Path: utzoo!attcan!uunet!lll-winken!lll-tis!ames!mailrus!rutgers!gatech!hubcap!ncrcae!sauron!wescott
From: wescott@sauron.Columbia.NCR.COM (Mike Wescott)
Newsgroups: comp.unix.questions
Subject: Re: Environment size question
Summary: it is a bug in env(1)
Message-ID: <1124@sauron.Columbia.NCR.COM>
Date: 7 Jul 88 17:13:27 GMT
References: <4717@killer.UUCP>
Reply-To: wescott@sauron.Columbia.NCR.COM (Mike Wescott)
Organization: Tower Uniprocessor Systems, NCR Corp., Columbia, SC
Lines: 17

In article <4717@killer.UUCP> jockc@killer.UUCP (Jock Cooper) writes:
> Is there a way to increase the size of the environment variable table?
> My implementation allows only 100, and I need more.
> 
> I'm running /bin/sh on an NCR Tower 32 (SysV).

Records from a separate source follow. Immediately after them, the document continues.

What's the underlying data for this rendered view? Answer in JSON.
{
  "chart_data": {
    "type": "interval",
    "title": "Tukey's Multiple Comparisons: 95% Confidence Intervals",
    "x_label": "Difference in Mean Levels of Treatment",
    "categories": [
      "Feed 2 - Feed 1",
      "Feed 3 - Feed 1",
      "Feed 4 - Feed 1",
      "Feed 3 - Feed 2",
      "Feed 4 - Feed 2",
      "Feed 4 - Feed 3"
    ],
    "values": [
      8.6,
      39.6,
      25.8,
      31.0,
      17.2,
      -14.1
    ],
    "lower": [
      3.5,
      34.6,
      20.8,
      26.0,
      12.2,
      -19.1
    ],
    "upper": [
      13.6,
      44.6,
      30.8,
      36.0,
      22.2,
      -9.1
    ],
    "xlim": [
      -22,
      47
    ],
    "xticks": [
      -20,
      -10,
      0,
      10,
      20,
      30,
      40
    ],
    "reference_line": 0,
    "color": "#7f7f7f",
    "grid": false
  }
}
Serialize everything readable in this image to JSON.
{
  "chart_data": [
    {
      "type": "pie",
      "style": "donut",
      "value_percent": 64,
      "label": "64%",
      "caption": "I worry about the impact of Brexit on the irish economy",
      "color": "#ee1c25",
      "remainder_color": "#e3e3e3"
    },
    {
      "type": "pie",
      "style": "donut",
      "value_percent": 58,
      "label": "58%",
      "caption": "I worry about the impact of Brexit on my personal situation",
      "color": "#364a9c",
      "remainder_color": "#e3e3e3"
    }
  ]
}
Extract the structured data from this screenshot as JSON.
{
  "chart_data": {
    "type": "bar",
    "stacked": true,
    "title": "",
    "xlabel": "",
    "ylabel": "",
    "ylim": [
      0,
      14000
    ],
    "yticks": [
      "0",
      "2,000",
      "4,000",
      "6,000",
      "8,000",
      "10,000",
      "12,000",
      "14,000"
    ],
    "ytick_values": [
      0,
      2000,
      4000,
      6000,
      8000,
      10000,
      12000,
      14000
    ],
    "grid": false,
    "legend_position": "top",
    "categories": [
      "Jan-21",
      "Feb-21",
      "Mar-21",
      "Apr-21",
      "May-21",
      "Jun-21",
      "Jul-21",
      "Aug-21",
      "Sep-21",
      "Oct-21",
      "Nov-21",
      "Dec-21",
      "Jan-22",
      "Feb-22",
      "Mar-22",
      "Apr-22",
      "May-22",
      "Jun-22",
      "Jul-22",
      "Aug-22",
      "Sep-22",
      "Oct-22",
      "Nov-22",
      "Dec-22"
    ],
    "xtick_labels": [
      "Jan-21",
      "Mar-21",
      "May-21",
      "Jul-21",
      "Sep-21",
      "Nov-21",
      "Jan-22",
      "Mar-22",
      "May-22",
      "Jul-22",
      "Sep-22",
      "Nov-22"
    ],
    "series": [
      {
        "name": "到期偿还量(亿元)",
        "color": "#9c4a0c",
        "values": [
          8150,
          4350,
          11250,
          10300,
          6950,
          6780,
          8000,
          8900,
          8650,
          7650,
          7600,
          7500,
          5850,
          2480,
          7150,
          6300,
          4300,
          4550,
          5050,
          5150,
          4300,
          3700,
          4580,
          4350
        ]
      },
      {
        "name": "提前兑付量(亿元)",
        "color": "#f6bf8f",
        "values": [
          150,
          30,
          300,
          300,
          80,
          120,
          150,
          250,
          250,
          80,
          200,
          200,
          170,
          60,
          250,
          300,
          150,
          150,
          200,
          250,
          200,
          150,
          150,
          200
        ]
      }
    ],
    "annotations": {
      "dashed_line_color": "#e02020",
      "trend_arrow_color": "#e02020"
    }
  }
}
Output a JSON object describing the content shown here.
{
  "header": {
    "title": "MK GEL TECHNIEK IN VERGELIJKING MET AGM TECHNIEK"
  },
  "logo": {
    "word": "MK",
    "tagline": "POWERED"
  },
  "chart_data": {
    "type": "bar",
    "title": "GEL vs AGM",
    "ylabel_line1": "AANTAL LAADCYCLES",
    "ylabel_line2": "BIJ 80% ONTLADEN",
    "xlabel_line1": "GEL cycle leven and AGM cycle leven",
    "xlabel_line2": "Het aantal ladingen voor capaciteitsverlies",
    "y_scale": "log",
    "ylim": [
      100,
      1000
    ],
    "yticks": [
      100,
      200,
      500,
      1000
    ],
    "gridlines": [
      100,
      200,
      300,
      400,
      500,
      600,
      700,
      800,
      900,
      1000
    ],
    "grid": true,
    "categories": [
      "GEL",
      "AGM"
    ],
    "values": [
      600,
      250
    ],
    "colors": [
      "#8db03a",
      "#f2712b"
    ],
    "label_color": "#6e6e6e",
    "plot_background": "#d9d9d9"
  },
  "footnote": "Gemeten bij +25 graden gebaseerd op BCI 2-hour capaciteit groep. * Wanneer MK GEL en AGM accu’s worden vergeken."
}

There is no limit in your /bin/sh for 100 environment variables.  The
only limit on the environment is the total size of the arg list plus the
environment must be less than 5120 bytes or else the shell will complain
that the arg list is too long and refuse to exec your command.  This is not
a /bin/sh limit but a kernel limit.

The limit of 100 is real.  It's in /bin/env and not the shell.  env also
screws up when printing the environment, not handling the case of exactly
100 variables correctly.  It'll print the garbage "after" the 100th variable.